'It's really scary': indigenous Europeans on why they are taking the EU to court over climate change

Several families from an indigenous population in northern Europe are taking the European Union to court over what they perceive as a lack of action on climate change.

Susanna Israelsson is the vice president of Sáminuorra, a youth association for the indigenous Saami population in northern Europe. She told Euronews that the EU's existing targets to tackle global warming "obviously cannot protect us".

The families are part of what Climate Action Network Europe says is a growing number of groups taking governments to court over their response to global warming. 

The Saami peoples inhabit the region of Sapmi, which stretches from northern Norway to the Kola Peninsula in Russia.

Reindeer herding is one of the most important parts of Saami culture and livelihoods, which, Israelsson tells Euronews, is now in peril due to the changing climate.

"I come from a reindeer herding family myself," Israelsson began, adding that in recent years her father and uncles had shared their worries of not being able to predict the coming seasons: "what it is going to be looking like; what the grazing grounds will be looking like"

"In my district, we had a lot of natural streams that would totally dry out in summer," she said. And "the quick changes in weather that cause snow to freeze and melt, and freeze again, and melt again, creates this layer of ice, making it hard for the reindeer to dig through."

When the reindeer are unable to penetrate the ice, they are unable to find food, she adds. The same unpredictable weather conditions also have an adverse effect on other important aspects of her population's culture, such as hunting and fishing.

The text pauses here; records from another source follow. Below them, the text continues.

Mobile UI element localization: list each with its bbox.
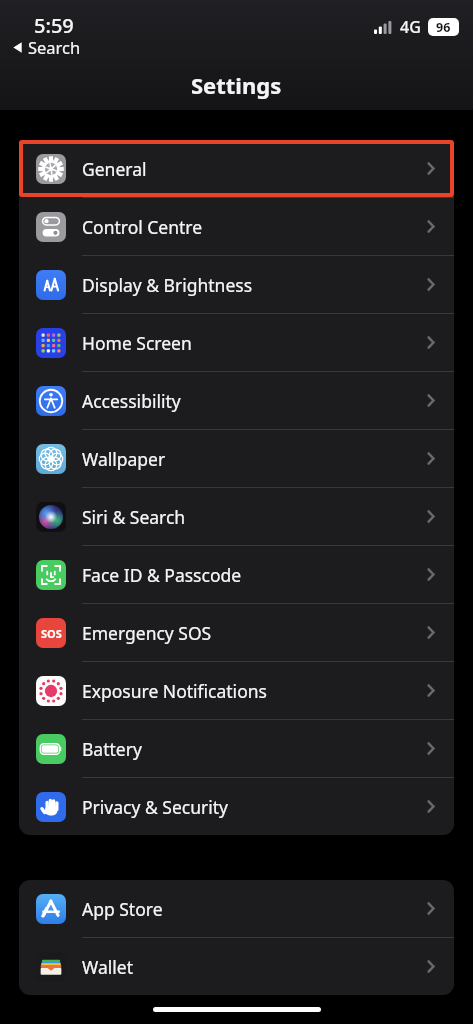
staticText: Siri & Search bbox=[82, 505, 186, 529]
staticText: Control Centre bbox=[82, 215, 203, 239]
staticText: App Store bbox=[82, 897, 163, 921]
staticText: Exposure Notifications bbox=[82, 679, 267, 703]
staticText: Wallpaper bbox=[82, 447, 166, 471]
button[interactable]: Control Centre bbox=[19, 198, 454, 256]
staticText: Accessibility bbox=[82, 389, 181, 413]
staticText: General bbox=[82, 157, 147, 181]
staticText: Settings bbox=[191, 70, 282, 100]
button[interactable]: Face ID & Passcode bbox=[19, 546, 454, 604]
button[interactable]: SOS bbox=[19, 604, 454, 662]
button[interactable]: Accessibility bbox=[19, 372, 454, 430]
button[interactable]: Exposure Notifications bbox=[19, 662, 454, 720]
staticText: Search bbox=[28, 36, 81, 58]
staticText: 5:59 bbox=[34, 12, 74, 39]
button[interactable]: Wallpaper bbox=[19, 430, 454, 488]
staticText: Emergency SOS bbox=[82, 621, 212, 645]
staticText: Face ID & Passcode bbox=[82, 563, 242, 587]
button[interactable]: Display & Brightness bbox=[19, 256, 454, 314]
staticText: Home Screen bbox=[82, 331, 192, 355]
button[interactable]: General bbox=[19, 140, 454, 198]
staticText: SOS bbox=[41, 626, 62, 641]
button[interactable]: Wallet bbox=[19, 938, 454, 995]
button[interactable]: Home Screen bbox=[19, 314, 454, 372]
staticText: Privacy & Security bbox=[82, 795, 228, 819]
button[interactable]: App Store bbox=[19, 880, 454, 938]
staticText: 96 bbox=[436, 19, 451, 36]
button[interactable]: Battery bbox=[19, 720, 454, 778]
button[interactable]: Siri & Search bbox=[19, 488, 454, 546]
staticText: Wallet bbox=[82, 955, 133, 979]
staticText: 4G bbox=[400, 16, 421, 38]
staticText: Display & Brightness bbox=[82, 273, 253, 297]
staticText: Battery bbox=[82, 737, 142, 761]
button[interactable]: Privacy & Security bbox=[19, 778, 454, 835]
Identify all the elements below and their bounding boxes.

"It's stressing. It makes many of us really wonder where we are going. It's really scary, in so many ways."

Legal action against the European Union

Feeling scared and unheard, the Sami Youth Association Sáminuorra, along with ten other families from France, Germany, Italy, Portugal Romania, Kenya and Fiji have filed a lawsuit against the European Union for its "inadequate" targets to reduce greenhouse gas emissions.

These targets, which world leaders agreed to back in 2015, were set to limit a global temperature increase to 1.5 degrees Celsius. To keep to this goal, greenhouse gas emissions would need to be cut by 45% by 2030, according to a report from the Intergovernmental Panel on Climate Change (IPCC) released in October.

"In our point of view, [the targets] are inadequate because climate targets obviously cannot protect us," Israelsson said.

While Israelsson and the ten families from Europe, Kenya and Fiji await further details on their legal proceedings against the European Union, world leaders are at the UN's COP24 climate change conference in Katowice, Poland, in a bid to save the 2015 Paris Climate Change Agreement.